You can plant your roses anytime the ground is not frozen, although spring is arguably the best time. There are some rules to follow when planting a rose. Most always plant your rose bud union (the knob where the canes come from) at the level of the ground or slightly below. Remove the pot or grower box before you plant being careful not to damage the roots prior to planting. Lightly tamp the ground after back-filling the hole, and then water enough to allow runoff. Top off with more potting mix or mulch, using shredded hardwood, cedar, or pine mulch. Do not use peat moss as mulch, as it will likely dry out and shed water.

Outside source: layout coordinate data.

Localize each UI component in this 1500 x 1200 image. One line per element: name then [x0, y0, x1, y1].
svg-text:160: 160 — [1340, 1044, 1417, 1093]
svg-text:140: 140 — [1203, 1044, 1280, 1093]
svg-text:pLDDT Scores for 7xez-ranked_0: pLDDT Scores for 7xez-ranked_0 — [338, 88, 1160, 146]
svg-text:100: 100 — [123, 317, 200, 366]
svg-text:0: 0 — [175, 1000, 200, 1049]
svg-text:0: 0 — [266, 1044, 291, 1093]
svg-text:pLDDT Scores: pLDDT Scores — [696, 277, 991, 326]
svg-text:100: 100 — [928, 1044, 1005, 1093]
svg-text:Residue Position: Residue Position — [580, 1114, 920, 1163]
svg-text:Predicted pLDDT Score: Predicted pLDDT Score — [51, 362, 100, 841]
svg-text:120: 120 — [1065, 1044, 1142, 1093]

How Often Should I Water Roses?
Roses like their share of water, but they don’t like wet feet. You should try to water early in the day, if possible, to allow the plant to dry before dusk. Watering heavily at least once a week will help the plant produce more blooms and increase fertilizer productivity. If you need to correct a drainage problem due to clay soil, use gypsum in spring and fall.
When to Spray Roses
Once your roses have developed a second set of leaves in the spring, you should start your spray applications weekly. This will prevent the rose from black spot and mildew in most all cases. It should continue until the first week of November. We recommend Bayer Advanced Natria RTU for Roses and Flowers for an effective combination of insecticide, fungicide, and miticide. This product systematically controls aphids, black spot, mildew, and spider mites. It is absorbed into the leaf surface and protects for days.
How to Fertilize Roses
Roses are also heavy feeders that need a steady diet of food to maintain their flower production. A popular choice is Bumper Crop Rose and Flower Fertilizer by Master Nursery. After the rose has developed leaves, feed once per month until the first of September. No hard fertilizers should be used after this date to discourage tender growth before winter. Roses can also be pampered by using your favorite liquid soluble once a week throughout the growing season. It can be the popular Miracle Gro, Fish Emulsion, Liquid Seaweed, or a basic 20-20-20. This helps to fortify the color and substance of the flower itself, giving you roses that look like they're from the florist!
How to Prune Roses
Pruning is necessary from the time the forsythia blooms till late fall. Reduce the size of the rose and remove all dead wood so you can generate new canes on which new roses will bloom. The exemptions to this rule are climbing roses, which bloom on the previous years canes (called second year wood). All that’s needed is to remove dead wood and eliminate weak canes. Most hybrid tea and floribunda roses are pruned back to a height of 14”-20” in the spring with emphasis on keeping only canes that are healthy and larger than the width of a pencil. If you would like a larger bush, remove dead wood and prune lighter. One note, however, is not to use any pruning paint that has tar, asphalt, or petroleum base to it. It will kill the plant by poisoning the cell structure of the pith (interior of canes) causing it to blacken and die. You may use nail polish, orange shellac, thumbtacks, or even Elmer’s glue to seal the pruning wound. This helps to deter sawflies and borers from drilling a hole in the cane and laying eggs inside.